Après avoir été chef de protocole de plusieurs ministres parmi lesquels Macky Sall, alors Premier ministre, et travaillé dans plusieurs consulats, Mbaye Lô Tall a été nommé à Bordeaux. L’application de la mesure sur la réciprocité des visas constitue son premier chantier en Gironde.
Quel est votre sentiment sur la mesure des visas biométriques pour les étrangers devant se rendre au Sénégal ?
«Je pense que c’est une bonne chose, la mesure participe à la sauverainteté du pays. Elle a été réclamée par les agents du ministère des Affaires étrangères depuis 1987. Sur le plan économique cela peut avoir un impact. On ne peut que s’en réjouir. Nous n’avons fait qu’appliquer une mesure d’ordre international. La mise en œuvre et les mesures d’accompagnement posaient problème. L’Etat a trouvé la parade en s’associant à une société. Nous verrons quelles sont les choses à rectifier. La pratique nous édifiera».
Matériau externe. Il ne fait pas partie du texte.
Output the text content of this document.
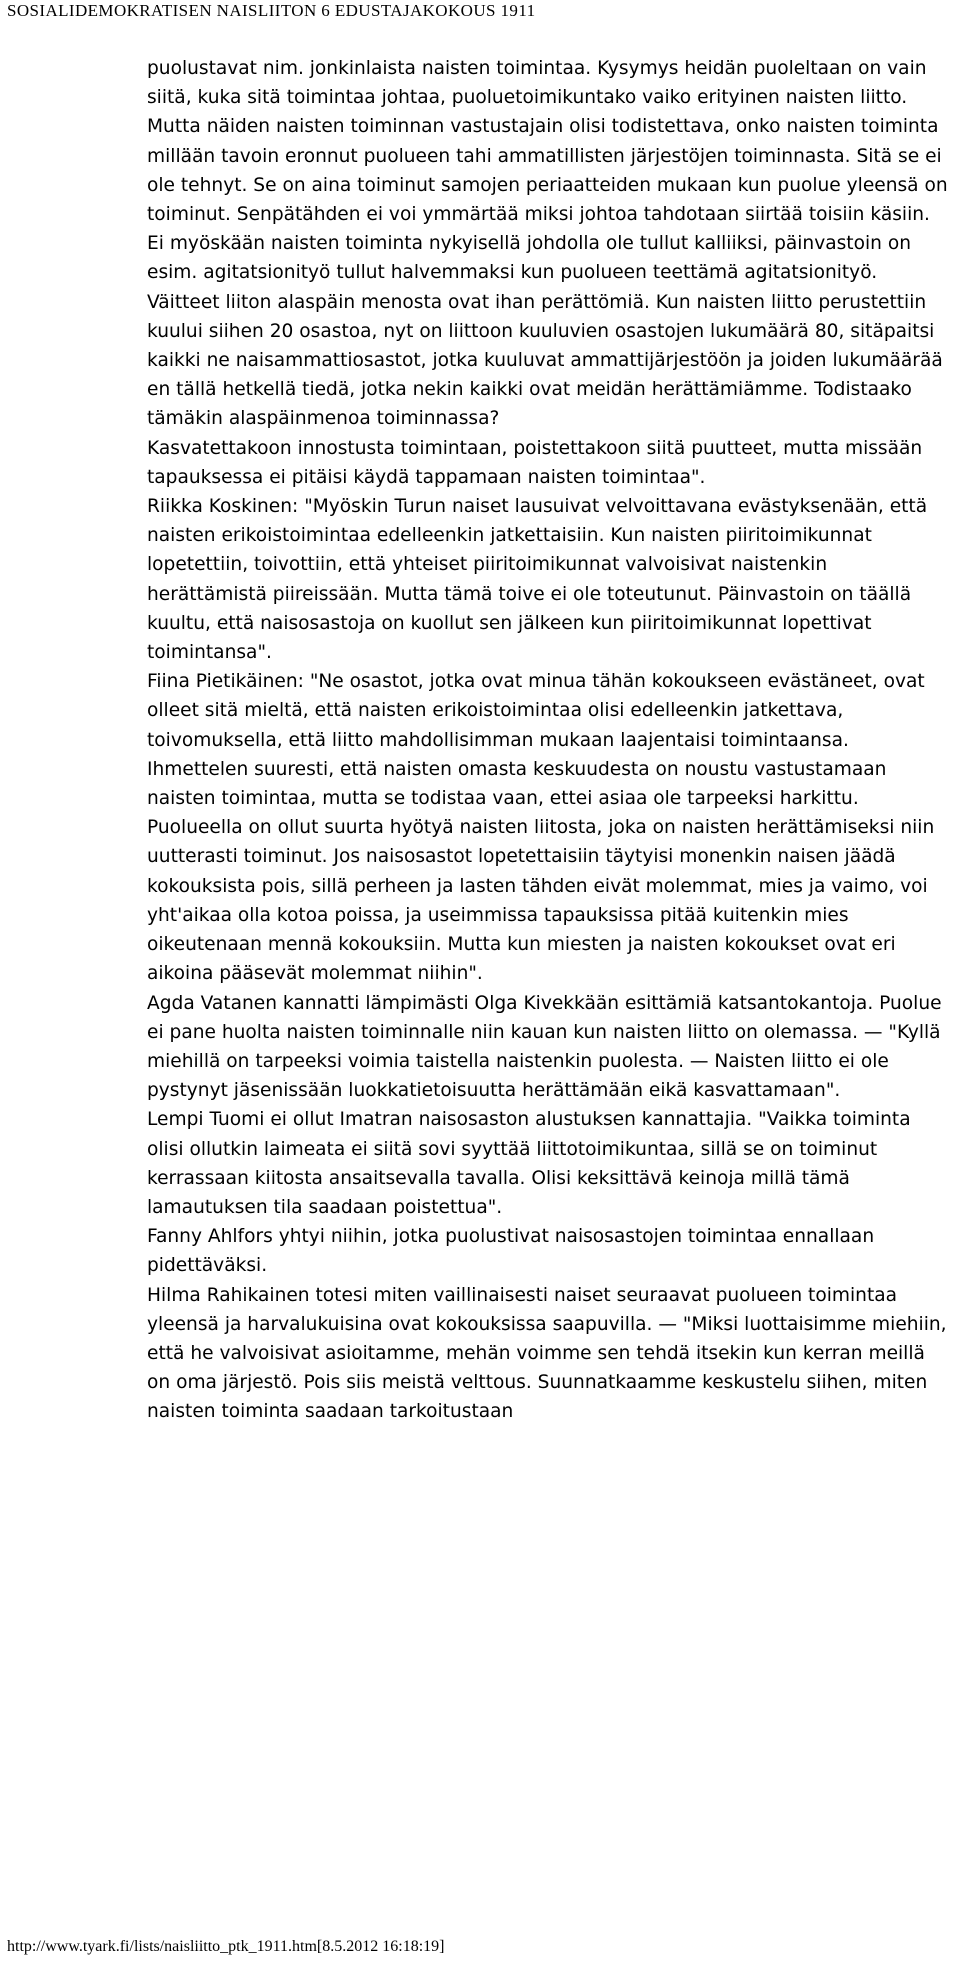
SOSIALIDEMOKRATISEN NAISLIITON 6 EDUSTAJAKOKOUS 1911

puolustavat nim. jonkinlaista naisten toimintaa. Kysymys heidän puoleltaan on vain siitä, kuka sitä toimintaa johtaa, puoluetoimikuntako vaiko erityinen naisten liitto. Mutta näiden naisten toiminnan vastustajain olisi todistettava, onko naisten toiminta millään tavoin eronnut puolueen tahi ammatillisten järjestöjen toiminnasta. Sitä se ei ole tehnyt. Se on aina toiminut samojen periaatteiden mukaan kun puolue yleensä on toiminut. Senpätähden ei voi ymmärtää miksi johtoa tahdotaan siirtää toisiin käsiin. Ei myöskään naisten toiminta nykyisellä johdolla ole tullut kalliiksi, päinvastoin on esim. agitatsionityö tullut halvemmaksi kun puolueen teettämä agitatsionityö. Väitteet liiton alaspäin menosta ovat ihan perättömiä. Kun naisten liitto perustettiin kuului siihen 20 osastoa, nyt on liittoon kuuluvien osastojen lukumäärä 80, sitäpaitsi kaikki ne naisammattiosastot, jotka kuuluvat ammattijärjestöön ja joiden lukumäärää en tällä hetkellä tiedä, jotka nekin kaikki ovat meidän herättämiämme. Todistaako tämäkin alaspäinmenoa toiminnassa?

Kasvatettakoon innostusta toimintaan, poistettakoon siitä puutteet, mutta missään tapauksessa ei pitäisi käydä tappamaan naisten toimintaa".

Riikka Koskinen: "Myöskin Turun naiset lausuivat velvoittavana evästyksenään, että naisten erikoistoimintaa edelleenkin jatkettaisiin. Kun naisten piiritoimikunnat lopetettiin, toivottiin, että yhteiset piiritoimikunnat valvoisivat naistenkin herättämistä piireissään. Mutta tämä toive ei ole toteutunut. Päinvastoin on täällä kuultu, että naisosastoja on kuollut sen jälkeen kun piiritoimikunnat lopettivat toimintansa".

Fiina Pietikäinen: "Ne osastot, jotka ovat minua tähän kokoukseen evästäneet, ovat olleet sitä mieltä, että naisten erikoistoimintaa olisi edelleenkin jatkettava, toivomuksella, että liitto mahdollisimman mukaan laajentaisi toimintaansa. Ihmettelen suuresti, että naisten omasta keskuudesta on noustu vastustamaan naisten toimintaa, mutta se todistaa vaan, ettei asiaa ole tarpeeksi harkittu. Puolueella on ollut suurta hyötyä naisten liitosta, joka on naisten herättämiseksi niin uutterasti toiminut. Jos naisosastot lopetettaisiin täytyisi monenkin naisen jäädä kokouksista pois, sillä perheen ja lasten tähden eivät molemmat, mies ja vaimo, voi yht'aikaa olla kotoa poissa, ja useimmissa tapauksissa pitää kuitenkin mies oikeutenaan mennä kokouksiin. Mutta kun miesten ja naisten kokoukset ovat eri aikoina pääsevät molemmat niihin".

Agda Vatanen kannatti lämpimästi Olga Kivekkään esittämiä katsantokantoja. Puolue ei pane huolta naisten toiminnalle niin kauan kun naisten liitto on olemassa. — "Kyllä miehillä on tarpeeksi voimia taistella naistenkin puolesta. — Naisten liitto ei ole pystynyt jäsenissään luokkatietoisuutta herättämään eikä kasvattamaan".

Lempi Tuomi ei ollut Imatran naisosaston alustuksen kannattajia. "Vaikka toiminta olisi ollutkin laimeata ei siitä sovi syyttää liittotoimikuntaa, sillä se on toiminut kerrassaan kiitosta ansaitsevalla tavalla. Olisi keksittävä keinoja millä tämä lamautuksen tila saadaan poistettua".

Fanny Ahlfors yhtyi niihin, jotka puolustivat naisosastojen toimintaa ennallaan pidettäväksi.

Hilma Rahikainen totesi miten vaillinaisesti naiset seuraavat puolueen toimintaa yleensä ja harvalukuisina ovat kokouksissa saapuvilla. — "Miksi luottaisimme miehiin, että he valvoisivat asioitamme, mehän voimme sen tehdä itsekin kun kerran meillä on oma järjestö. Pois siis meistä velttous. Suunnatkaamme keskustelu siihen, miten naisten toiminta saadaan tarkoitustaan

http://www.tyark.fi/lists/naisliitto_ptk_1911.htm[8.5.2012 16:18:19]
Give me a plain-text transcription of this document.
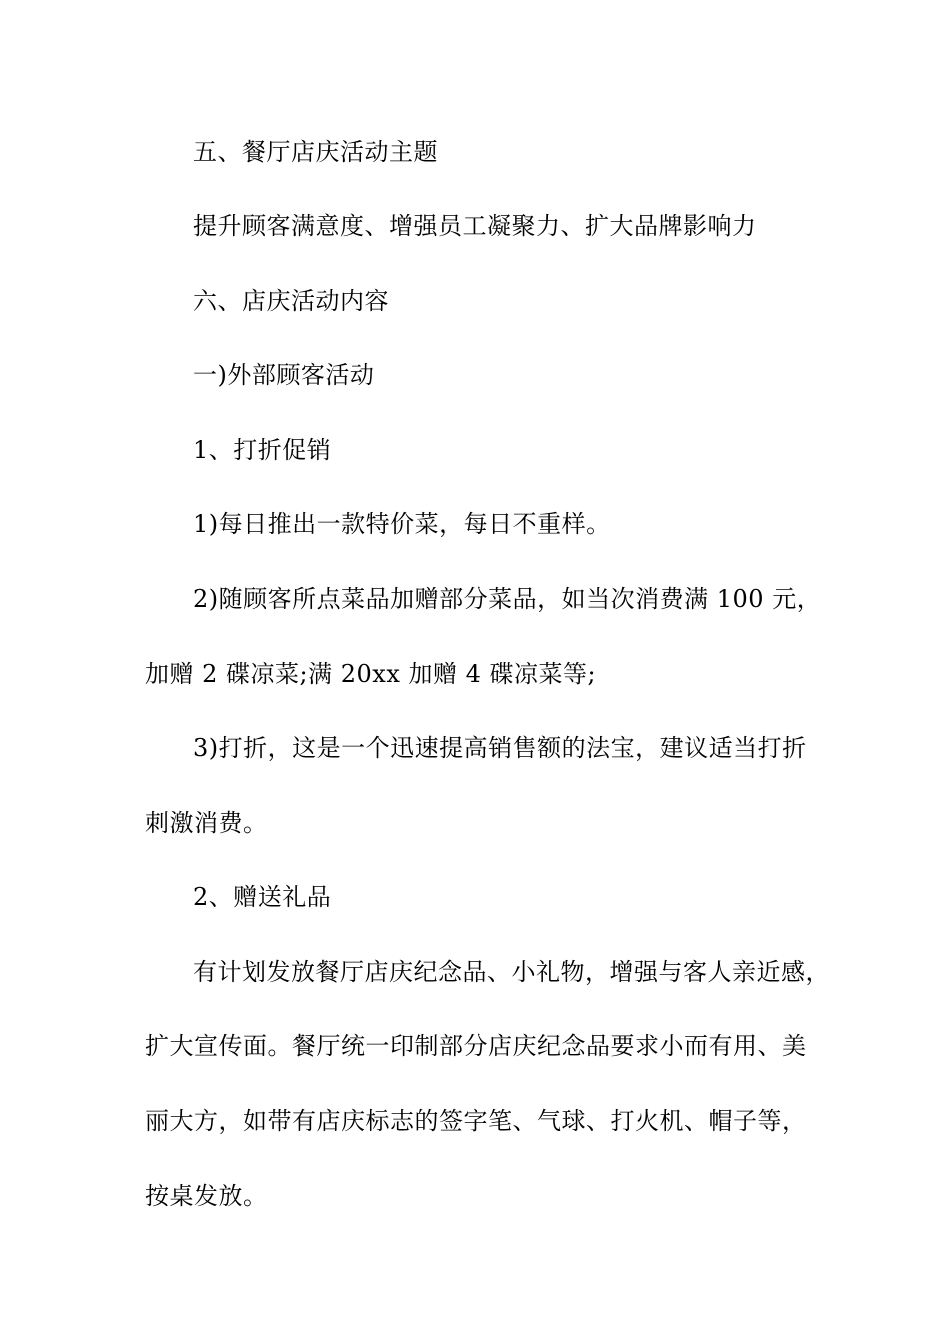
五、餐厅店庆活动主题
提升顾客满意度、增强员工凝聚力、扩大品牌影响力
六、店庆活动内容
一)外部顾客活动
1、打折促销
1)每日推出一款特价菜，每日不重样。
2)随顾客所点菜品加赠部分菜品，如当次消费满 100 元，
加赠 2 碟凉菜;满 20xx 加赠 4 碟凉菜等;
3)打折，这是一个迅速提高销售额的法宝，建议适当打折
刺激消费。
2、赠送礼品
有计划发放餐厅店庆纪念品、小礼物，增强与客人亲近感，
扩大宣传面。餐厅统一印制部分店庆纪念品要求小而有用、美
丽大方，如带有店庆标志的签字笔、气球、打火机、帽子等，
按桌发放。
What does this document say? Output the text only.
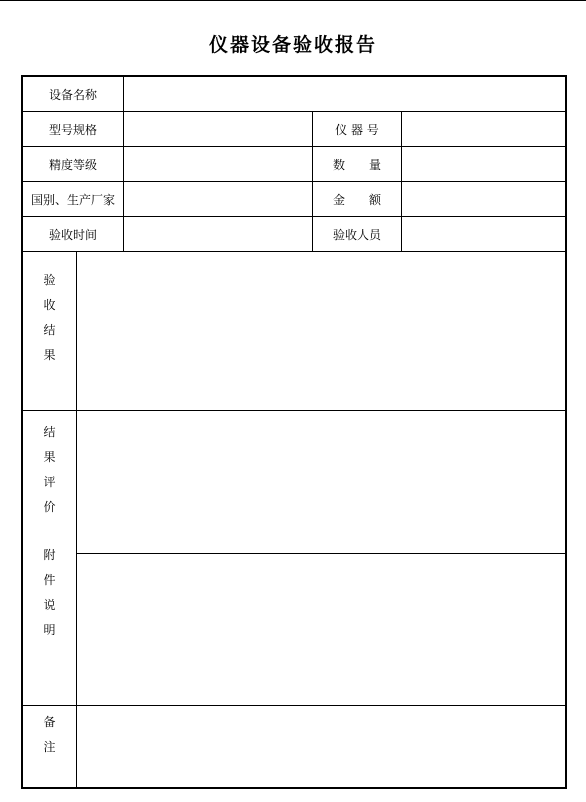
仪器设备验收报告
设备名称
型号规格	仪 器 号
精度等级	数　　量
国别、生产厂家	金　　额
验收时间	验收人员
验收结果
结果评价
附件说明
备注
Avez-vous reçu des mesures d’exonération pour les Tours operators ?
«Nous n’avons pas encore reçu d’instruction concernant les Tours operators et ceux qui avaient déjà leur billet. Nous avons reçu toutes les dispositions pratiques pour faire appliquer la mesure. Pour les bi nationaux, nous avons reçu les dispositions visant à savoir s’ils sont titulaires de passeports ou de cartes d’identité sénégalaise. Dans ce cas, ils sont exemptés de visas. La disposition a été largement diffusée dans la région bordelaise par les associations des étudiants et des travailleurs».
Quelles sont les singularités de Bordeaux dans la mise en place de la loi ?
«Il n’y en a pas forcément, nous prenons les mêmes dispositions. Le seul problème que nous pouvons soulevé est au niveau des retards sur le financement des locaux. Nous n’avons pas reçu les financements. Il ya des sociétés qui ont postulé mais on a pas encore le financement».